With the passing of the Railways Act 1921 (Grouping Act) the line, together with the Caledonian Railway and the Glasgow and South Western Railway, became part of the London, Midland and Scottish Railway (LMS).

The line is still in heavy use today as the eastern end of the Inverclyde Line and the Ayrshire Coast Line.

In the 1830s promoters in the west of Scotland considered the potential for railway construction, and in the 1837 Parliamentary session, supporters of two schemes presented bills. One scheme was to build from Glasgow to Greenock, and the other from Glasgow to Ayr with a branch to Kilmarnock. Both wished to start from a Glasgow terminus at Bridge Street, and their proposed course as far as Paisley was almost identical. At the time Parliament was hostile to permitting closely parallel construction, and it became clear that the only way forward was to combine to build and use a shared line as far as Paisley.
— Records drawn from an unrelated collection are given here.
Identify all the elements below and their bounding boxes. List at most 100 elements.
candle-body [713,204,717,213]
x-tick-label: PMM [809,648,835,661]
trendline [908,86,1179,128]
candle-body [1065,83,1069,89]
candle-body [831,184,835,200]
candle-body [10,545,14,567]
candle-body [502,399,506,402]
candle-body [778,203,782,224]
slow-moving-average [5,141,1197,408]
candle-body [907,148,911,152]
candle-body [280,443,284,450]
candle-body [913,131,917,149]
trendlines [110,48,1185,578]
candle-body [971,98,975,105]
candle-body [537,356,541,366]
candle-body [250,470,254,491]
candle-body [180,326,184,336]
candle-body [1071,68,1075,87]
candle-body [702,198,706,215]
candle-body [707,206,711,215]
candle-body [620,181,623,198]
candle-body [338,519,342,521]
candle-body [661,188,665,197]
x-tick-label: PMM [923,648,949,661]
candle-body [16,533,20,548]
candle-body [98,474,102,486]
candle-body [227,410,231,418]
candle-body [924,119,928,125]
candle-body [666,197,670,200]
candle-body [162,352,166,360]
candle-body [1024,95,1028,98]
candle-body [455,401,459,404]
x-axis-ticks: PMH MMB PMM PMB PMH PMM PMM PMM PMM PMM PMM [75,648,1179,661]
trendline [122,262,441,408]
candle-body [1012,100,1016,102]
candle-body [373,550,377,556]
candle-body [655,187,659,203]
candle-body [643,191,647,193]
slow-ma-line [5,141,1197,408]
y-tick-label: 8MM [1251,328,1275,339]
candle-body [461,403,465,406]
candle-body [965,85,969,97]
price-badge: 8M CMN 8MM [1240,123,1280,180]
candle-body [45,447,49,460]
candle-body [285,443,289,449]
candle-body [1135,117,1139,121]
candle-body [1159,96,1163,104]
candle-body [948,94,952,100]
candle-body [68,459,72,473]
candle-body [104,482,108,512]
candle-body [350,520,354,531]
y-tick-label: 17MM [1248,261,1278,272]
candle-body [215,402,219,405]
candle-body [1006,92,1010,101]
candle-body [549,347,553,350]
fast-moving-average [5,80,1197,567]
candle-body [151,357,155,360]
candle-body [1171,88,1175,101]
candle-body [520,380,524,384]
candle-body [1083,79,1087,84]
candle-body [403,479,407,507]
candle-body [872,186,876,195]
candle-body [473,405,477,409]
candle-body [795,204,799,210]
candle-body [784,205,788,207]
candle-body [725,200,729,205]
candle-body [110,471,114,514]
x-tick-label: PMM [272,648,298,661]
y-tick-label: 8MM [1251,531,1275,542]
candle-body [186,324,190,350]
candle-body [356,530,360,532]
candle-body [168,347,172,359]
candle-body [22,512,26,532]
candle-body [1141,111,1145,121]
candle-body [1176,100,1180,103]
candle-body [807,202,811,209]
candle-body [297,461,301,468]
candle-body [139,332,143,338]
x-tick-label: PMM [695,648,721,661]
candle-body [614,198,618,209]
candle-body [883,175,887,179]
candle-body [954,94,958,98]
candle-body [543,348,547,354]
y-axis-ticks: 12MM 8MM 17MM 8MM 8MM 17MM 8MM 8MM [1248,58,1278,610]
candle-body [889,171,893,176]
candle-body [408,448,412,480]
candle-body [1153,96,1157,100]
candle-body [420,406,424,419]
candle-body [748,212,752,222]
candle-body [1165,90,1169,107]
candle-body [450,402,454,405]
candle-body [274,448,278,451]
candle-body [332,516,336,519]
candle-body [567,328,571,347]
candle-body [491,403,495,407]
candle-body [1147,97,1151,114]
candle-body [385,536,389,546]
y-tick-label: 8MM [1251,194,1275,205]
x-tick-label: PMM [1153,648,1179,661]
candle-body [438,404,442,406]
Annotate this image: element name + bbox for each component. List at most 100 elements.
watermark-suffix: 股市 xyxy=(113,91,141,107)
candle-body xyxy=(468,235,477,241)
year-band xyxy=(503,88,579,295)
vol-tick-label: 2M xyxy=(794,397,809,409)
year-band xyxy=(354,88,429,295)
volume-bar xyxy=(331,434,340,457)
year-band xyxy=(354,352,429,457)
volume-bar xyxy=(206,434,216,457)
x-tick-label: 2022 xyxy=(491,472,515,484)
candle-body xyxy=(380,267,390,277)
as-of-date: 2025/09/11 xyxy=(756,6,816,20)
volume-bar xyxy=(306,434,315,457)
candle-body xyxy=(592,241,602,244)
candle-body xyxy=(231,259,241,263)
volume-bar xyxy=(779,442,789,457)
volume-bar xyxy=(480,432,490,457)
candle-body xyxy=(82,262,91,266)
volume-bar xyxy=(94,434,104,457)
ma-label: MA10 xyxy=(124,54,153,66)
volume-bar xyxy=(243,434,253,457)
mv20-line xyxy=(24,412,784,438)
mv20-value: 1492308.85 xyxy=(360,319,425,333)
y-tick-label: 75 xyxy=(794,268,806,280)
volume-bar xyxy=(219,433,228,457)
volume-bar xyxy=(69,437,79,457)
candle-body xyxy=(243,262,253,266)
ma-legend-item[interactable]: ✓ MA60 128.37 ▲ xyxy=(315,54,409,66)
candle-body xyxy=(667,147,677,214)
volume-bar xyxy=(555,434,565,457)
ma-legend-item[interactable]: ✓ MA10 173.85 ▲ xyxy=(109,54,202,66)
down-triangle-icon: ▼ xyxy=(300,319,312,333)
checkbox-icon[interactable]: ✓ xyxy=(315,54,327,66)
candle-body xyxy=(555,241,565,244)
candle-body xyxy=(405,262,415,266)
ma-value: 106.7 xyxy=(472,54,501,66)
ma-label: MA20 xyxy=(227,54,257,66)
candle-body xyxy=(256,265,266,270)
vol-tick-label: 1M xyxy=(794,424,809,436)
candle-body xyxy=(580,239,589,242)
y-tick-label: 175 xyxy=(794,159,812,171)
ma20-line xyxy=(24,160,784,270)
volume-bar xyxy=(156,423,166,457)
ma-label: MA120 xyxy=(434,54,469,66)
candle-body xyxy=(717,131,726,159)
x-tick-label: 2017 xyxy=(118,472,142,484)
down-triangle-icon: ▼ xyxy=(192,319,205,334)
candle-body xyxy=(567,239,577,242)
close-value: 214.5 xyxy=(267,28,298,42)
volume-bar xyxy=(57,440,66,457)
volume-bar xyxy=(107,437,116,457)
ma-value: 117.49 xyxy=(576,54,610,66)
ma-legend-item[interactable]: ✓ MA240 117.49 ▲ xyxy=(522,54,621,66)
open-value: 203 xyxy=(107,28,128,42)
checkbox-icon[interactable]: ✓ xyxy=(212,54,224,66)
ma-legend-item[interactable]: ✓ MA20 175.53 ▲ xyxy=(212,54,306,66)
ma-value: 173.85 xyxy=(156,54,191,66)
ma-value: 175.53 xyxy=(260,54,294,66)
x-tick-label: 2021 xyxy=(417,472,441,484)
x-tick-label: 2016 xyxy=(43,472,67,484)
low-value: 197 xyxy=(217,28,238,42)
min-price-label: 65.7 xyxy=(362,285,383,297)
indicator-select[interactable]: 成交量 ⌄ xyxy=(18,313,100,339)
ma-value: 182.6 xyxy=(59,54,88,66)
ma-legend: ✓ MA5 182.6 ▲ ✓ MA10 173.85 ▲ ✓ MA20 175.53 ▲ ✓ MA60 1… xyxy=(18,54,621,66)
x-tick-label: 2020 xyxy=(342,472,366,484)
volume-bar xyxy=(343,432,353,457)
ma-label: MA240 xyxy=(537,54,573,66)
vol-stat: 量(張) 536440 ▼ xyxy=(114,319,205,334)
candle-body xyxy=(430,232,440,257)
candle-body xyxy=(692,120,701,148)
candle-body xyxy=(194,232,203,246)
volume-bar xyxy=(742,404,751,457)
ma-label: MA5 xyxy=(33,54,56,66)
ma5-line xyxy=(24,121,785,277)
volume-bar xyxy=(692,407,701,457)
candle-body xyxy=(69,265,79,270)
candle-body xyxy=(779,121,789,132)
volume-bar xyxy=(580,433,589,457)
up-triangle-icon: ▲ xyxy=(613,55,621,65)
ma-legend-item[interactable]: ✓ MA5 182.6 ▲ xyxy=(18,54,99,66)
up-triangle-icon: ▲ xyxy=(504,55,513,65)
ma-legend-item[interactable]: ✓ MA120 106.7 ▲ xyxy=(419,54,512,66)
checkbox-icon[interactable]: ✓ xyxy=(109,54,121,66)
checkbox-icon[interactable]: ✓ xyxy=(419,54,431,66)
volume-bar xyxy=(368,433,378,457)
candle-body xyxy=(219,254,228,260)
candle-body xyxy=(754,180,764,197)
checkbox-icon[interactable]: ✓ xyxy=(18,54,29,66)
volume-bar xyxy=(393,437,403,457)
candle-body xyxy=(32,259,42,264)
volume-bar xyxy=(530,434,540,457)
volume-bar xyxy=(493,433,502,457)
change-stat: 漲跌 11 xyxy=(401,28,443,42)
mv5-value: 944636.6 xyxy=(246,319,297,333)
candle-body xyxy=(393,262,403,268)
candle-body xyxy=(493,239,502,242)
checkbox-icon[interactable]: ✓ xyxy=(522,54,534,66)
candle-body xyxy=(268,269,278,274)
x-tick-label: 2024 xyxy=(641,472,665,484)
The Acts for the two schemes received the Royal Assent 15 July 1837, and the new companies were called the Glasgow, Paisley and Greenock Railway (GP&GR) and the Glasgow, Paisley, Kilmarnock and Ayr Railway (GPK&AR).

The GPK&AR opened a section at its southern end on 19 July 1839 between Irvine and Ayr (Newton-on-Ayr), and it started operation on the Joint Line on 14 July 1840 from a temporary station at Glasgow (Bridge Street) to Paisley. The GP&GR opened in March 1841, having been delayed due to the difficulties in the construction of the tunnel at Bishopton.